Of note: Les Editeurs --- in the Quartier Latin opposite the Odeon metro stop (café/restaurant) where I had previously recommended tea, a glass of wine or sandwich or whatever all hours of the day or night is now too crowded and noisy and smoke-filled. We found it not fun this trip.
We did find, however, another place for tea, wine, sandwich, or whatever for the same kind of experience. This is called Café de'l'esplanade - located very near Invalid -- 52, rue faubert, Paris 75007-- tel: 01-47-05-38-80. I had a fabulous croque monsieur and Fred had the best omelette!!! The staff was very accommodating and the place was filled but not stuffed. Everyone had time for everyone and the food was delicious.

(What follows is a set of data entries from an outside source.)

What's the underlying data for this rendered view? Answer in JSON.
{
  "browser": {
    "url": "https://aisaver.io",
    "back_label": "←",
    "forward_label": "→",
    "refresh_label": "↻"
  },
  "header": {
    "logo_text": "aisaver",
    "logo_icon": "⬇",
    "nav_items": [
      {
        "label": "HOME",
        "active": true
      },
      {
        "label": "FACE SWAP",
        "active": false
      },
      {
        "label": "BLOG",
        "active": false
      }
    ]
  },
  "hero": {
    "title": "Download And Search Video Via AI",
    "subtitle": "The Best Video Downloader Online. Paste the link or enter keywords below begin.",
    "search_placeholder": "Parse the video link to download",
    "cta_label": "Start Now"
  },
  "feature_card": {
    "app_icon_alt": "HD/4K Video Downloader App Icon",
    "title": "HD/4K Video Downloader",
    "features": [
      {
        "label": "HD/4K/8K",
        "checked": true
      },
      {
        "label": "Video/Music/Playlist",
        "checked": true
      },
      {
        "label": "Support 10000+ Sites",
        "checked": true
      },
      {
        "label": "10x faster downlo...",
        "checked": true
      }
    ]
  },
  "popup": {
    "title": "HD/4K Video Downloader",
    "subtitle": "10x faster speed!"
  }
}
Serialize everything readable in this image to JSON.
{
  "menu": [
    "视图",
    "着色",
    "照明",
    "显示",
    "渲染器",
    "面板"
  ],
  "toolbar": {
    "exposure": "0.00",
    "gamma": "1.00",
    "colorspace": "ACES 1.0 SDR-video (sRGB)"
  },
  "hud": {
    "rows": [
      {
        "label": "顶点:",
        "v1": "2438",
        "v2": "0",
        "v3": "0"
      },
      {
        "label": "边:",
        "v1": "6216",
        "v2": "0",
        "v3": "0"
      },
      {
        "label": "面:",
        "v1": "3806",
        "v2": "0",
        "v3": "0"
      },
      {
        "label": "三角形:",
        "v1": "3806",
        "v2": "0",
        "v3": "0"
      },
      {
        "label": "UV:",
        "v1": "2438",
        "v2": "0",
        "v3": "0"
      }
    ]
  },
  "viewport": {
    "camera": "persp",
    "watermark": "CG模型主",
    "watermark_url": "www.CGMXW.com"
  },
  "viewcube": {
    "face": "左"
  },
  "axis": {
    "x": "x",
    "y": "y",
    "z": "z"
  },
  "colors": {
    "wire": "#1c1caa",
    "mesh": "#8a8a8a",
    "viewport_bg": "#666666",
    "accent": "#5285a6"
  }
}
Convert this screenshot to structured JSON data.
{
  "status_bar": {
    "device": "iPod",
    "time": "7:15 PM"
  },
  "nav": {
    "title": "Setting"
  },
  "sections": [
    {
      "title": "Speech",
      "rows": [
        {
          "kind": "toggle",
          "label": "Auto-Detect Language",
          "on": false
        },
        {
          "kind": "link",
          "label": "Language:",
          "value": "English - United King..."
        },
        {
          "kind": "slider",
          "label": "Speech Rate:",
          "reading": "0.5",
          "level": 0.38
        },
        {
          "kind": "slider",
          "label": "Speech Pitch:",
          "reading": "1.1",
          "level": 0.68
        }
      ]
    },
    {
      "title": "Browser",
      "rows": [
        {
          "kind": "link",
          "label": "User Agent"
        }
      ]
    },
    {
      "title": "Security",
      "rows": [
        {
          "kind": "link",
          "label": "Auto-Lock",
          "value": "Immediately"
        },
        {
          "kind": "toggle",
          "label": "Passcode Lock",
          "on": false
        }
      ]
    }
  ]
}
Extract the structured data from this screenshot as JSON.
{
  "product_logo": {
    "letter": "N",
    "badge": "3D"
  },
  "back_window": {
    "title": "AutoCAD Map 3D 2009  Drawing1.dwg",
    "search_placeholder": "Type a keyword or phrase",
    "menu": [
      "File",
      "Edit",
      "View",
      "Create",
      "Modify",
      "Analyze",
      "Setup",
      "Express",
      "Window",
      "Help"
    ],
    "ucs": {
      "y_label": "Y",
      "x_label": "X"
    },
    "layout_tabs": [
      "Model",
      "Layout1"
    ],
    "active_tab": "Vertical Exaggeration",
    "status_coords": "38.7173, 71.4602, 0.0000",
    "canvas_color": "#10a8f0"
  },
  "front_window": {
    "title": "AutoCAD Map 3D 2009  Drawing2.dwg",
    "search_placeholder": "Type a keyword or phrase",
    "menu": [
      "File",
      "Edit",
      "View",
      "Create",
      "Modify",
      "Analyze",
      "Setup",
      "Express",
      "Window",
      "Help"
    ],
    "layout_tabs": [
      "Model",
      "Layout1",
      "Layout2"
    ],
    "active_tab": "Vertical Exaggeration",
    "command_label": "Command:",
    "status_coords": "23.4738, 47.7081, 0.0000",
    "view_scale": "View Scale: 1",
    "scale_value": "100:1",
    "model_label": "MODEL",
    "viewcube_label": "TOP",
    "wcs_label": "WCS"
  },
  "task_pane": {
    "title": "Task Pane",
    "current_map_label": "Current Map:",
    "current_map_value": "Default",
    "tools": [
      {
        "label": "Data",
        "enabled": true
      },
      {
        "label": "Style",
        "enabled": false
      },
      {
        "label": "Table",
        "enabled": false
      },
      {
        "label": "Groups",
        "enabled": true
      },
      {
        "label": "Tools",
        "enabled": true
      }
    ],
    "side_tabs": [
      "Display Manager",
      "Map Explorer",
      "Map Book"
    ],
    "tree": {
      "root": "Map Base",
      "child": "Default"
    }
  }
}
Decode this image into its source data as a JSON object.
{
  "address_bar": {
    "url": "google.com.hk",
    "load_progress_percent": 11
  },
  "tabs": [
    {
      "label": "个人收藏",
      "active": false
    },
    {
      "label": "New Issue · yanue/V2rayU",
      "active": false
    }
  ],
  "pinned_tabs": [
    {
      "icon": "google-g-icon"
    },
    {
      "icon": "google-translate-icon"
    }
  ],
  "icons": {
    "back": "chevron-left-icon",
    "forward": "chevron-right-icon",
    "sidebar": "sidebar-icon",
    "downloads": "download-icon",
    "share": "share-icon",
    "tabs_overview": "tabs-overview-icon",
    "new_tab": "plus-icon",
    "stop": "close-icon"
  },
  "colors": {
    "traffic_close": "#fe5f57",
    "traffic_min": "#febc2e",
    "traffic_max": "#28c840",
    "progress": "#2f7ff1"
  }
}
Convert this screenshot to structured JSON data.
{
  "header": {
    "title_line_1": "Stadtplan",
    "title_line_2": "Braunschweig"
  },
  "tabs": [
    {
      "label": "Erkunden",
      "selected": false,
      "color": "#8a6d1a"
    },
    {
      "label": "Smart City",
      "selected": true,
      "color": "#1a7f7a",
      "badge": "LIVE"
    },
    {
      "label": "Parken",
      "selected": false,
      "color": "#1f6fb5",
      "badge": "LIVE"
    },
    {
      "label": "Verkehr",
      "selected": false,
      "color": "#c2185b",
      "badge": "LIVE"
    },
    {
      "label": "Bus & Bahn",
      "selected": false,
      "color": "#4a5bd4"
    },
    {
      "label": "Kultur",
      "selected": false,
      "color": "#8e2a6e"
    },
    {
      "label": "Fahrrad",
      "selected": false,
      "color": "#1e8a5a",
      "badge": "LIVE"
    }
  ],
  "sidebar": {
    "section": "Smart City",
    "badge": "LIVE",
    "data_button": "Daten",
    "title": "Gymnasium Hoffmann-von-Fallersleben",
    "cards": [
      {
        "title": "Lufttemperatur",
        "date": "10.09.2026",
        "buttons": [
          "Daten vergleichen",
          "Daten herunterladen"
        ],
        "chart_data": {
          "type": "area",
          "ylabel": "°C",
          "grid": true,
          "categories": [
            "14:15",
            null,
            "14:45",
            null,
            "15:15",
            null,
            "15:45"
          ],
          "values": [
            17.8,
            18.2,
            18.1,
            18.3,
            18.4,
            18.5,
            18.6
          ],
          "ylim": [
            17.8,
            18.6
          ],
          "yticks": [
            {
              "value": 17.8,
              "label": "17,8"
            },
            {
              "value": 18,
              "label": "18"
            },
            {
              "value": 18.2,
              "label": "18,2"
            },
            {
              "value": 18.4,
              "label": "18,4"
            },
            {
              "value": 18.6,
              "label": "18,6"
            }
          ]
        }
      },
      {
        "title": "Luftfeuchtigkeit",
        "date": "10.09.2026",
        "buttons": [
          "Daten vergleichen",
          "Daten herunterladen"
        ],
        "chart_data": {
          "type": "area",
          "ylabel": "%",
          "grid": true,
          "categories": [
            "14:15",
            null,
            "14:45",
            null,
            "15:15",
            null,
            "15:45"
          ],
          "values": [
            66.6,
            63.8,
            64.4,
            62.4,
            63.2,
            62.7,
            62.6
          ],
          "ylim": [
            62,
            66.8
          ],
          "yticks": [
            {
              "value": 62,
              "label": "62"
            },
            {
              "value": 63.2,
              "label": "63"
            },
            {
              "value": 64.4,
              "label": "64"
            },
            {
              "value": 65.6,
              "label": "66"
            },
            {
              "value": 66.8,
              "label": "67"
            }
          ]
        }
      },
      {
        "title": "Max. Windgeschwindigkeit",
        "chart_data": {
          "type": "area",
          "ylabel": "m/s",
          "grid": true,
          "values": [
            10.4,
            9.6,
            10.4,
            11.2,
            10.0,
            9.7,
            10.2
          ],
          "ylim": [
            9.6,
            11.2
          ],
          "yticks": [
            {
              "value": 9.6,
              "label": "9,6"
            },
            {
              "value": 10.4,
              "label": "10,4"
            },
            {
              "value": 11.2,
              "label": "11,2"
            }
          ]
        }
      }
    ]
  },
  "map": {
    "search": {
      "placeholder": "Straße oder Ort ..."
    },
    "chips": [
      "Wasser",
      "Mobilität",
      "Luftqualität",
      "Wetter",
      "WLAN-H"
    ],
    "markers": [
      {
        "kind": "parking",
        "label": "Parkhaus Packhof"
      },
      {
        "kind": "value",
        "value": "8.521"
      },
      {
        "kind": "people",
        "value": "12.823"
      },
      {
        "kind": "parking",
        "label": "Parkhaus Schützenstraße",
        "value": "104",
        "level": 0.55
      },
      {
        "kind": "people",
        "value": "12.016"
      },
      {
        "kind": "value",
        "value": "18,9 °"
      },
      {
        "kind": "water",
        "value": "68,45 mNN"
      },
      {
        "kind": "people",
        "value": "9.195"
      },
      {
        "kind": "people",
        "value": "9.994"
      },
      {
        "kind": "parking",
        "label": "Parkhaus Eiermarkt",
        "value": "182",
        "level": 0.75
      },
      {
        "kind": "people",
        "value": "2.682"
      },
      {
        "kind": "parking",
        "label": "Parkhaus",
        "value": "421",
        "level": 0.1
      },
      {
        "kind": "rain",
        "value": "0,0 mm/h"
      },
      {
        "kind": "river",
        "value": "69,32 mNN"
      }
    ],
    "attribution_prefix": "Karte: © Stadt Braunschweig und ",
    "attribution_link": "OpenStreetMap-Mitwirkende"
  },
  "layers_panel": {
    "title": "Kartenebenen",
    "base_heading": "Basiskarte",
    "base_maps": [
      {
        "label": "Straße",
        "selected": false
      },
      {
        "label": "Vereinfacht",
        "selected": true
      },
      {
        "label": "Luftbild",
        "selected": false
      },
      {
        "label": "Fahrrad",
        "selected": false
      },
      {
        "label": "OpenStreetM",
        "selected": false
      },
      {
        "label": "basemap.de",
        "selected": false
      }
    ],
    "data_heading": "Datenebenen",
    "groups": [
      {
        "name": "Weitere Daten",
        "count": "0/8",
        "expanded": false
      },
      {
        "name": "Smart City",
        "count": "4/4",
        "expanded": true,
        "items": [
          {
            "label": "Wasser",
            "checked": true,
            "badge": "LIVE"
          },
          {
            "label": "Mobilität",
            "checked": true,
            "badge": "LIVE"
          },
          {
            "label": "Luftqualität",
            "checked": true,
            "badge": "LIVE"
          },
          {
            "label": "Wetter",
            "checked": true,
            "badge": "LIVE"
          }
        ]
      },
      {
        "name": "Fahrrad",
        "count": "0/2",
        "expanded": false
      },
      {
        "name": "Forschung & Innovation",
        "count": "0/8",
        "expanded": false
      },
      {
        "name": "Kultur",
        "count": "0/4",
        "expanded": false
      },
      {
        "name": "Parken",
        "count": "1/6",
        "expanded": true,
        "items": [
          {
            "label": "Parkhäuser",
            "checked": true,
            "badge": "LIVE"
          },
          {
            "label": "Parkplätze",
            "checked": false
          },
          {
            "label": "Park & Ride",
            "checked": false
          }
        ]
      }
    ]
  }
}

We were told by some Americans whom we met to stay away from Allard... They said that it had gotten very pricey and the waiters were not good. Also, our favorite duck was just "okay." This was just a report from people we do not know, but it's worth mentioning! We haven't been back in a few years, but I was just passing it along ---
It was, as usual, an outstanding trip. We could not believe how little our dollar bought, but we made do and we loved every minute of our experience. Do go, don't worry and just enjoy. Yes, Paris was outrageously expensive, but it doesn't have to be for you and it's still a magical city with things to do all day and night and the food is so, so good!!! (BTW, We did make a usual stop at Lauderee - and enjoyed the macaroons, hot chocolate and café creme immensely!)